2. concurrencyPolicy

Controls what happens if the previous Job hasn’t finished when the next one is scheduled.

  • Allow (default): Runs Jobs concurrently.
  • Forbid: Skips the new Job if the previous one hasn’t finished.
  • Replace: Deletes the currently running Job and replaces it with the new one.

3. suspend

  • Boolean field that disables a CronJob without deleting it.
  • Use case: Temporarily stop scheduling (e.g., for maintenance).

CronJob Execution Flow

  1. At scheduled time, CronJob controller checks if a Job needs to be created.
  2. If conditions are met (not suspended, not too late), a Job is created from the jobTemplate.
  3. That Job runs its Pods as usual.
  4. Success/failure is recorded. If TTL is set, the Job can be auto-deleted.

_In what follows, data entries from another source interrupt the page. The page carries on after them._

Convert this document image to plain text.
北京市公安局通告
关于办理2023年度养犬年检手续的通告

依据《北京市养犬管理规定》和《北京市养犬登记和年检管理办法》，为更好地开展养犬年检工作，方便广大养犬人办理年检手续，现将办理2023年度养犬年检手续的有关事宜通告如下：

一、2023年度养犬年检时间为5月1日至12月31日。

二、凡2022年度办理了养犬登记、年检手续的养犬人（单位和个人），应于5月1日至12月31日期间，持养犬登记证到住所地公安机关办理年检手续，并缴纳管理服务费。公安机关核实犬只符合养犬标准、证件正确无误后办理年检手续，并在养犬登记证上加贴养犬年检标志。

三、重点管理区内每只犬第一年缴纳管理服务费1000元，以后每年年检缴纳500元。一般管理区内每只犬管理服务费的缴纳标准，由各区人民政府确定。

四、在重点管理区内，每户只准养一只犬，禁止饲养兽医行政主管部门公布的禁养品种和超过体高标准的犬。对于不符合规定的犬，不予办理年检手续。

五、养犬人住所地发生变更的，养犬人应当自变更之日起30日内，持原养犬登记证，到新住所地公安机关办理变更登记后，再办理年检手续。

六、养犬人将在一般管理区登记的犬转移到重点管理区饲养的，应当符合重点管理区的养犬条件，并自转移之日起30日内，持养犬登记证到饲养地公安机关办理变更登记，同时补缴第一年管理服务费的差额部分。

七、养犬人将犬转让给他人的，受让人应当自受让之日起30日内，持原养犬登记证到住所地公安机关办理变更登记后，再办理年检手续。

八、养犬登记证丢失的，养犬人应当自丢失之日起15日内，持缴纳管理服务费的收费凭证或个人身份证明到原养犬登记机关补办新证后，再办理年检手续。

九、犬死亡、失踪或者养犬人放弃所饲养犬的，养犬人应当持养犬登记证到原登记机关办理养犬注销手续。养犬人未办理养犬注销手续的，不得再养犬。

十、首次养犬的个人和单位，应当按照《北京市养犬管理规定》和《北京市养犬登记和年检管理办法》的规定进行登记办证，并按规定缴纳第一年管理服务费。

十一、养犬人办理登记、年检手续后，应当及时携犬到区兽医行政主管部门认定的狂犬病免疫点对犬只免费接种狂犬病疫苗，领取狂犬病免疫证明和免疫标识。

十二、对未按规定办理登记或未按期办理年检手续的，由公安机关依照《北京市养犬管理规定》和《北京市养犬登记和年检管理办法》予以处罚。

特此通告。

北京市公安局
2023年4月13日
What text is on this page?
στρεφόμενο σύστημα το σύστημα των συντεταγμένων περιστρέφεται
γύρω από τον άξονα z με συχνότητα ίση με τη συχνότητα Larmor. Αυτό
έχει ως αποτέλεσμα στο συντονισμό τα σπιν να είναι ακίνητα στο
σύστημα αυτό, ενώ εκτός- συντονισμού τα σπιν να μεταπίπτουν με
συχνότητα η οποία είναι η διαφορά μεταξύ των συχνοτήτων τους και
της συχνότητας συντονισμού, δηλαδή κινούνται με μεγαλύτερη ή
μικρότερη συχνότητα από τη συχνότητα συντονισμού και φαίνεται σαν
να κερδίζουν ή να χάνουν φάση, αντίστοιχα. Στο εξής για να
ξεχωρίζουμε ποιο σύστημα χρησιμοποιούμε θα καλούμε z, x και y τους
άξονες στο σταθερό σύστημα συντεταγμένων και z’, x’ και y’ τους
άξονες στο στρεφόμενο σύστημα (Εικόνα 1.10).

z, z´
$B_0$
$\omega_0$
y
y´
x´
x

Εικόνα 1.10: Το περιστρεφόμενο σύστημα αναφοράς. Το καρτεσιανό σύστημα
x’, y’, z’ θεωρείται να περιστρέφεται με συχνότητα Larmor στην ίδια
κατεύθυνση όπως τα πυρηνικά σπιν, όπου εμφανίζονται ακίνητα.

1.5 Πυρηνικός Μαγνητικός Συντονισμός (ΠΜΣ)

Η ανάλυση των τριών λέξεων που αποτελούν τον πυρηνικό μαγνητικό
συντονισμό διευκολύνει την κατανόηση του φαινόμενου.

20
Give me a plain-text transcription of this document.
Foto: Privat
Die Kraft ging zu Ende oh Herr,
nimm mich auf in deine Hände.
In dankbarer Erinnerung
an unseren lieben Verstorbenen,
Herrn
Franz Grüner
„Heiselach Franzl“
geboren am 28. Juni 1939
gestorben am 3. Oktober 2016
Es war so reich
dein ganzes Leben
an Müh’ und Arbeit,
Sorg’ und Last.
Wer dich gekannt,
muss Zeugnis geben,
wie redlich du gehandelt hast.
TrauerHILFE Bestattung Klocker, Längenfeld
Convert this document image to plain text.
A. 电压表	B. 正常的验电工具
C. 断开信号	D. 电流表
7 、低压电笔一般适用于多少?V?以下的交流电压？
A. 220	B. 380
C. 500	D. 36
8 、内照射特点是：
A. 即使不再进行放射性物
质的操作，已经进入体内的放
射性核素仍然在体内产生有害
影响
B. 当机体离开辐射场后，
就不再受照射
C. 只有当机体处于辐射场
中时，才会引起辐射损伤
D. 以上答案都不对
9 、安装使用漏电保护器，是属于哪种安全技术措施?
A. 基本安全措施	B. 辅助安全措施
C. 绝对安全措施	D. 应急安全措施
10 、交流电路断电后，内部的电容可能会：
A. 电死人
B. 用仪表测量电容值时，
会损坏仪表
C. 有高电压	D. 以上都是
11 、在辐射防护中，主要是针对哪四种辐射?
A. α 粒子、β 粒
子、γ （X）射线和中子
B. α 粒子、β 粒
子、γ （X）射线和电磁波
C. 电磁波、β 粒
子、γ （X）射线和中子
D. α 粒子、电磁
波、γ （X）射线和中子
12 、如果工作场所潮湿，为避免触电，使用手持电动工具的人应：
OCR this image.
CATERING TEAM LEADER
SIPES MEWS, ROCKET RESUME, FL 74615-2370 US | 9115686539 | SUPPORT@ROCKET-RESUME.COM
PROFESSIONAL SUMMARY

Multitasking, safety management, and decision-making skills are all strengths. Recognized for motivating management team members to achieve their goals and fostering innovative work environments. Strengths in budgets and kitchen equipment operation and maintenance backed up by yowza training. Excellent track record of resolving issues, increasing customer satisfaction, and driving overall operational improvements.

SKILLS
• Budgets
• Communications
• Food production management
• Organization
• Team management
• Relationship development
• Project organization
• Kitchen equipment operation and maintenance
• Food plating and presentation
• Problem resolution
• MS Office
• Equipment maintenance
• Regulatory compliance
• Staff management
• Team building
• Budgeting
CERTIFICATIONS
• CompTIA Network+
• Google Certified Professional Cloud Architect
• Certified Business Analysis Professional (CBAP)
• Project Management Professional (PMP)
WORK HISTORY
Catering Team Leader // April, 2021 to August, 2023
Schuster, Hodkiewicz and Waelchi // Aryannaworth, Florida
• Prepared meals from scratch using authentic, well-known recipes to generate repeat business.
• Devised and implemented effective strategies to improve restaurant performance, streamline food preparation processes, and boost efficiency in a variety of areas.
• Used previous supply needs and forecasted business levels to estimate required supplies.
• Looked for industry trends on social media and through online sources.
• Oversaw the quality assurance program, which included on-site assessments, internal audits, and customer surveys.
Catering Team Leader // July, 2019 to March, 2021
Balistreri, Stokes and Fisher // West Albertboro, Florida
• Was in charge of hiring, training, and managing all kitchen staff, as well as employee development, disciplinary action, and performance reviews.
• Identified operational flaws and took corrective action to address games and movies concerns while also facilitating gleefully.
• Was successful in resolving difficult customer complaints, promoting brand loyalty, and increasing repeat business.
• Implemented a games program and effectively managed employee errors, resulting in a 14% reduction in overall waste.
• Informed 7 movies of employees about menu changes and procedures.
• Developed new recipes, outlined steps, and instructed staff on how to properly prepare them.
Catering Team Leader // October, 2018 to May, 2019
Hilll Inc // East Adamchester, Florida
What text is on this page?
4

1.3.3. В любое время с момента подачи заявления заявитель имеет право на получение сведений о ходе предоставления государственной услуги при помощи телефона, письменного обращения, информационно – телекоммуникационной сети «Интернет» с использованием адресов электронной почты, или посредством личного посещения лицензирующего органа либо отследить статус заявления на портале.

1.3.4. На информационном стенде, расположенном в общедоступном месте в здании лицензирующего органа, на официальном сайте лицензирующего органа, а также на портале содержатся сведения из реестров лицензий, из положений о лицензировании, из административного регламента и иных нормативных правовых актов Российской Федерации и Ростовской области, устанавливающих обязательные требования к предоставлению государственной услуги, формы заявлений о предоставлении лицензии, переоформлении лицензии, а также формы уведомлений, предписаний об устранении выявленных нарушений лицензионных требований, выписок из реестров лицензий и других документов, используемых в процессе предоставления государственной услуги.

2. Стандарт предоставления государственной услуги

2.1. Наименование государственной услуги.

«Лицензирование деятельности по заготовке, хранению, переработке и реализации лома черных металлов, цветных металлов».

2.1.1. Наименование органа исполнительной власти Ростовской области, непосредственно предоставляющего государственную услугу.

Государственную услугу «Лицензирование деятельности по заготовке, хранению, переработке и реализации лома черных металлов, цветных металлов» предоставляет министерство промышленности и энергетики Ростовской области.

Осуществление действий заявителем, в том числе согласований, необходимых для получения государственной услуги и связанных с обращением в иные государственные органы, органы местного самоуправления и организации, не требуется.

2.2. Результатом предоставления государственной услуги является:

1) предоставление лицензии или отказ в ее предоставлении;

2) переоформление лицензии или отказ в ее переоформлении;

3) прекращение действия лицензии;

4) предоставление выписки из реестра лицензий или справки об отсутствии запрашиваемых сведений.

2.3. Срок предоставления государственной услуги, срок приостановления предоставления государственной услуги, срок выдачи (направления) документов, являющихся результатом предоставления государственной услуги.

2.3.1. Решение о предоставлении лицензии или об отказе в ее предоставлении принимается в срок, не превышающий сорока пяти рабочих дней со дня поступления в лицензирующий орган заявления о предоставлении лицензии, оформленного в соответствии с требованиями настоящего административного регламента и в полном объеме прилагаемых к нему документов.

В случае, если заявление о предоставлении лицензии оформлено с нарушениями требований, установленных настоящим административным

Real-World Example: Database Backup

apiVersion: batch/v1
kind: CronJob
metadata:
  name: backup-job
spec:
  schedule: "0 */6 * * *"  # every 6 hours
  jobTemplate:
    spec:
      template:
        spec:
          containers:
          - name: backup
            image: my-backup-image
            args:
            - "/backup.sh"
          restartPolicy: OnFailure

CronJob Resource Management

1. successfulJobsHistoryLimit

  • Number of successful Jobs to retain in history.
  • Helps avoid clutter while allowing for some audit trail.

2. failedJobsHistoryLimit

  • Number of failed Jobs to retain.
  • Helps with debugging recurring failures.
spec:
  successfulJobsHistoryLimit: 3
  failedJobsHistoryLimit: 1

CronJobs and Timezones

  • Kubernetes CronJobs use the kube-controller-manager node’s time zone, which is usually UTC.
  • You cannot directly configure time zones per CronJob.
  • If you need timezone control:
  • Adjust schedule times manually.
  • Or run logic inside the container to sleep until the desired local time.

Cleanup and Lifecycle

  • CronJobs don’t clean up completed Jobs automatically unless TTL or history limits are set.
  • Best practices:
  • Use .spec.ttlSecondsAfterFinished inside jobTemplate to auto-delete Jobs.
  • Set successfulJobsHistoryLimit and failedJobsHistoryLimit to control retained Jobs.

Common Pitfalls

1. Time Drift / Missed Schedules

  • If a CronJob is skipped due to node or controller downtime, it won't retroactively catch up unless startingDeadlineSeconds is set.

2. Overlapping Jobs

  • If concurrencyPolicy is not set, multiple overlapping Jobs can cause resource contention.

3. Pod Failure and Retry

  • CronJobs depend on the Job retry logic (backoffLimit) and Pod restartPolicy.
  • Make sure failure handling is correctly configured.

When to Use CronJob vs Other Controllers

Use Case Recommended Resource
One-time task Job
Periodic scheduled task CronJob
Long-running services Deployment / StatefulSet
Real-time triggered tasks Event-based controller (e.g., Argo, Knative)

Best Practices Summary

  • Use restartPolicy: OnFailure.
  • Set backoffLimit to control retries.
  • Limit job history for better performance.
  • Use suspend: true to temporarily disable scheduling.
  • Monitor execution via Job/Pod logs.
  • Validate your cron expression with online tools.